In March 1793 Pasley recommissioned the Bellerophon and returned to the Channel where he raised his broad pennant as a commodore on 11 September, participating in the fleet cruise of October-December 1793, and being active in the chase of Rear-Admiral Vanstabel s squadron on 18 November when he was obliged to escape from the majority of the French ships. During the winter he enjoyed a period of leave with his family in Winchester, and from the following January Captain William Johnstone Hope served as his flag captain.
He was advanced to the rank of rear-admiral on 12 April 1794, and he commanded the first division of the van squadron in the Channel Fleet, leading an attack on the French rear on 28 May, but being badly wounded at the Battle of the Glorious First of June where he lost a leg to an eighteen pound ball. Whilst spending some time recovering in Haslar Hospital he was awarded a pension of 1,000 guineas, and he was created a baronet on 26 July.

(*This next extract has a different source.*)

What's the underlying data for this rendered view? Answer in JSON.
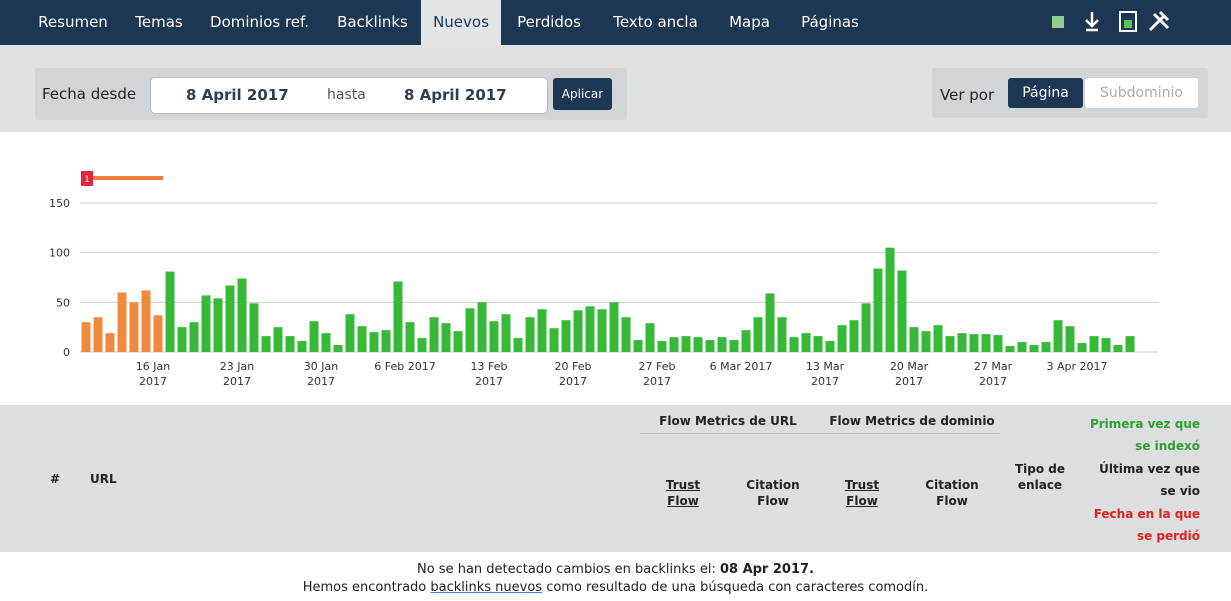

Pasley was advanced to the rank of vice-admiral on 1 June 1795, and during the mutinies on the North Sea station from 27 May 1797 and at the Nore from 12 May he acted as a go-between with the disaffected men for the Admiralty. He later presided over the court-martial of the chief mutineer at the Nore, Richard Parker, and from 1798 he commanded the Nore station. He transferred to the chief command at Plymouth in March 1799, which post he retained until 1802 with his flag aboard the Cambridge 80, Captain John Wickey, and from the beginning of 1801 Captain Charles Henry Lane. He was further advanced to the rank of admiral on 1 January 1801.
Pasley died of dropsy of the chest on 29 November 1808 at his estate near Winchester, Hampshire.
In 1774 he married Mary Heywood, the daughter of the chief justice of the Isle of Man, and the aunt of Captain Peter Heywood. She died at Avignon on 26 April 1788 having had issue two daughters. His grandson, Sir Thomas Sabine Pasley, inherited his baronetcy and after entering the service in 1817 also achieved flag rank.
A large thickset man, Pasley was a friend of Admiral Sir George Montagu and obtained a berth on the Providence, Captain William Bligh, for the future explorer Matthew Flinders, in 1791. He was regarded as a strict but fair officer with a kindly visage and disposition who inspired loyalty and respect in his men. Captain Lord Cranstoun, who succeeded him in command of the Bellerophon, blamed Pasley for having allowed a lax disciple to build up on the vessel. During his tenure at Plymouth he earned a reputation for his benevolent hospitality, and in particular he loved the game of chess.